第19話
「・・つまり。」
アクタスが言う。
「我が輩は魔王だろう?魔王なのに、人間の子どもの姿をしているのは嫌なのだ。魔王たるもの見た目からそれらしく、かっこよくありたい。」
見た目に反してギャップを狙おう、という気はないようである。
「なるほど。」
セシルの相づちに、アクタスは続ける。
「しかし、だな。あの、アリシア姫にあんな笑顔を向けられて、あんな、あんな風に抱き締められて、我が輩は、我が輩は、とても幸せだったのだ!!全てはこの見た目のおかげ!中身は同じなのに!!」
・・たしか、6000歳越えてたのだったか。
「要するに、見た目の可愛さで得た愛情を失いたくないけど、それを受け入れたら魔王じゃなくなる、と?」
「そうだ。我が輩は、中身が魔王であることは変わらない。なのに、子どものふりを続けるなど、あってはいけないのではないか?」
(アクタス君・・ってもう言っちゃだめか。アクタス・・さんって、やっぱり結構真面目なのよね。)
「いいんじゃないでしょうか?」
セシルはさらっと肯定する。
「人間だって成長します。その姿で愛されるなら、素直に満喫して、しれっと大きくなってしまえばよいのでは?その間に、中身でちゃんと、アリシア姫に好きになってもらえばいいんじゃないですか?」
何事にもきっかけが必要だ。
魔王として頑張ったけど駄目だったのなら、再び訪れたチャンスをどうにかしてものにするしかないのではないだろうか?
「魔王だと言わなくていいのか?」
「それは、アクタス・・さんの求めるものによります。」
アクタスが、魔王の妻になることをアリシア姫に求めるのなら、アクタスは魔王として、アリシア姫の愛を勝ち取らなければならない。
だが、もし、一人の男として、アリシア姫に愛されることを望むなら、彼はアクト、でよいのではないだろうか?
「その場合、万が一うまく行ったら、我が輩は人間の国の国王だぞ?」
まあなあ・・とセシルは考える。
「アクタスさんが人間を滅ぼすつもりなら、もちろん問題、ですけど。」
その辺、どうなのだろう?やはり魔王はそういうものなのだろうか?
「いや、別にこだわりはない。魔王というのは、いるだけで意味があるのだ。だから、存在していれば、よい。」
「なら、問題はないのではないかと。6000年以上生きている知識、これまで魔物を統率してきた力、意外と真面目な性格、何よりアリシア姫への思い・・むしろ・・。」
セシルは少しだけためらったが、言うことにした。
「ルイス、より、かなりましな気がします。」
「もはや勇者が不憫だぞ。」
一瞬自分の悩みを忘れて、ルイスに同情するアクタス。
だが、セシルの言葉は奇妙な説得力があった。
(不思議な女だな。)
と、思う。アリシア姫によってドレスアップされているせいもあるのだろう、妙に貫禄もあり、彼女に肯定されると、なんだか自信が沸いてくる。
「きっかけがあるならば、か。そうかもしれぬな。」
久しぶりに惚れた女である。アリシア姫と過ごせるチャンスがあるのなら、この外見、利用してみてもよいのかもしれない。

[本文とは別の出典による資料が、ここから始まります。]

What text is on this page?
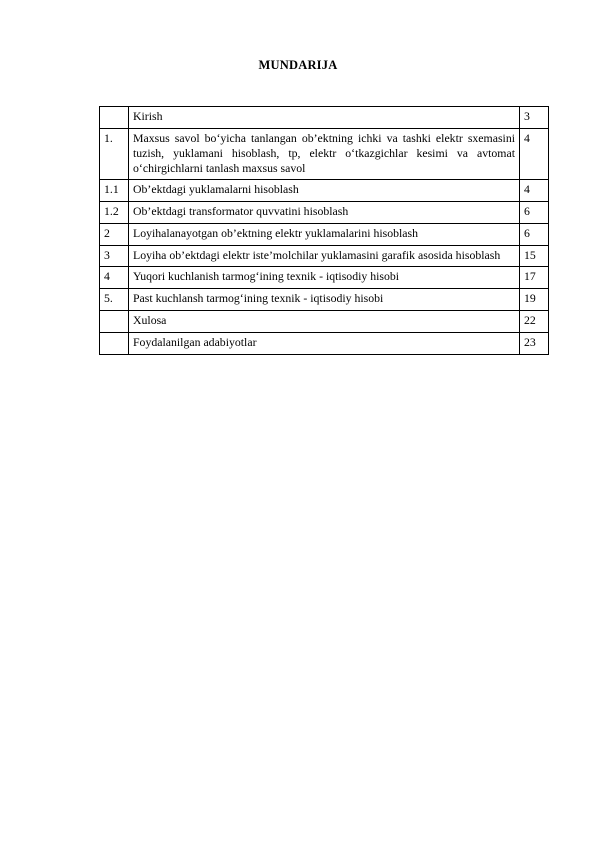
MUNDARIJA
	Kirish	3
1.	Maxsus savol bo‘yicha tanlangan ob’ektning ichki va tashki elektr sxemasini tuzish, yuklamani hisoblash, tp, elektr o‘tkazgichlar kesimi va avtomat o‘chirgichlarni tanlash maxsus savol	4
1.1	Ob’ektdagi yuklamalarni hisoblash	4
1.2	Ob’ektdagi transformator quvvatini hisoblash	6
2	Loyihalanayotgan ob’ektning elektr yuklamalarini hisoblash	6
3	Loyiha ob’ektdagi elektr iste’molchilar yuklamasini garafik asosida hisoblash	15
4	Yuqori kuchlanish tarmog‘ining texnik - iqtisodiy hisobi	17
5.	Past kuchlansh tarmog‘ining texnik - iqtisodiy hisobi	19
	Xulosa	22
	Foydalanilgan adabiyotlar	23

「よし。では我が輩はアリシア姫との蜜月を楽しむことにする。永い一生だ。たまにはそんな経験をしてみるのもよい。」
晴れ晴れした顔のアクタスに、
「そうですね。」
と笑顔を見せるセシル。
「セシルー!うわっセシル?」
そこに、ルイスが帰って来た。
今日の出来事を説明する。
「なんだか急展開だけど、魔王とセシルが一つ屋根の下で過ごすのは今夜が最後なんだね?良かったー。」
と、どこまでも世界の中心がセシルのルイス。
「っていうか、セシル。その格好、すごく素敵だ。女神様みたいだね。もう、押し倒してしまいたい。」
「ルイス。私とあなたの関係は?」
真顔でせまるルイスににっこり尋ねるセシル。
「オトモダチ、デス。」
「よくできました。」
(さて、ルイスに見せたことだし、シャワー浴びて着替えましょ。)
そう思ったセシルは、はて、と考える。
(あれ?私、なんでルイスに見てもらうのを待ってたのかしら?)
セシルとルイスの関係も、じわじわ変化していく。
まだ、セシルは気づいていないが。
(きっかけはなんでも、か。セシルと勇者にも言えそうだな。)
幸せを掴みそうな今、そんな穏やかな気持ちで二人を見る、アクタスであった。